Yes, the MBAs were already well into the destroy-all-companies trend well before online shopping came along. Online shopping ended up being a way *around* the shit service being provided by stores.
Way back when, Mad Magazine used to do these spoof cartoons about how some business or another could go out of their way to provide crap service. Seems the MBAs thought they were instruction manuals rather than parody.
(I also think the change in tax laws that changed unsold merchandise/backstock from liabilities to assets didn't help either).
.... of Sears was probably the 1940s, before discount department store chains such as E.J. Korvets and Zayre’s exploded onto the scene. Sears still served the heartland, where such discount operations hadn’t taken hold yet, and people everywhere in the US shipped at Sears for tools and major appliances, but the dominance Sears once had in American retail was pretty much a thing of the past by 1960.

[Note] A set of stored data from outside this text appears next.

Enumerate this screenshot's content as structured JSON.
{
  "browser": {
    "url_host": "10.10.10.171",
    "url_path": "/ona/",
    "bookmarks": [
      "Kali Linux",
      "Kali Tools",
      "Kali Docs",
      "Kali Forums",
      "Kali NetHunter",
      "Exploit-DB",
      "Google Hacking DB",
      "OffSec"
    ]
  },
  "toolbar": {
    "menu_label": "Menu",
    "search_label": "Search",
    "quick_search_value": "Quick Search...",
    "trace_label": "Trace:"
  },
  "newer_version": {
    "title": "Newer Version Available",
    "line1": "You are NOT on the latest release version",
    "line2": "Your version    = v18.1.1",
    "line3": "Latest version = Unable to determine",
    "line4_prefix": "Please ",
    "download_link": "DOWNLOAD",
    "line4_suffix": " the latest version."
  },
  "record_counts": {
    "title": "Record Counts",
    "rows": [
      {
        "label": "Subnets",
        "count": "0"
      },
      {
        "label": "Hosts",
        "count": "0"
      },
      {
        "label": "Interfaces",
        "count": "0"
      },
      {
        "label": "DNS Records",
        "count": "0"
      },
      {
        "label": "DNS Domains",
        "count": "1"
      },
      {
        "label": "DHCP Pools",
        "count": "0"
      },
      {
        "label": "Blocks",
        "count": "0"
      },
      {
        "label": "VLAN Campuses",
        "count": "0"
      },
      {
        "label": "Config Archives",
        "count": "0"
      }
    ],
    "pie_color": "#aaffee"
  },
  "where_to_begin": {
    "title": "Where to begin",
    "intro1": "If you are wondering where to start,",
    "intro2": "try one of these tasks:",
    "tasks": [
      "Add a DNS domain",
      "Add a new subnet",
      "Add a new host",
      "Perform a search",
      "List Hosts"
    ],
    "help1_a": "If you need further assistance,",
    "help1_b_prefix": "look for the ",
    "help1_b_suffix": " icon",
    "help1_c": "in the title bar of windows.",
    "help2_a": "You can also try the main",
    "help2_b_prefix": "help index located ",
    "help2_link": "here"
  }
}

Eddie Lampert has done more to kill Sears than Jeff Bezos.
Similarly, JC Penney blew itself up by hiring an Apple Store exec who did not understand JCP's business or customers, who then set himself to the task of alienating the latter from the former. JCP wasn't healthy when Ron Johnson got there, but he put it into a full-on death spiral.
Amazon has definnitely blown up plenty of brick & mortar; but in these specific cases, Bezos is more of a scavenger than a hunter.
The sprawling warehouses required by online retailers can only be sited on ginormous empty (or empty-able) parcels often out at the ass end of nowhere, way beyond the last transit stop. Re-purposing empty mall anchor space as warehouses at least has the potential to put these ... jobs ... within reach of folks who do not have cars. Not that I at all support how Amazon't treats its employees, but if municipalities will continue to fall all over themselves to lure Bezo-Marts to their jurisdictions in the name of "creating jobs" then the jobs should at least be accessible to those who might need them most.
Most US malls of any substantial size, the sorts with a giant anchor store at one end, are surrounded by hectares of car parks while at the same time not being served by public transport particularly well. In the US many people working minimum-wage jobs own cars to get to work because the car is a necessity. Amazon pay a little more than minimum-wage, typically and for the rest there are always Bezos buses.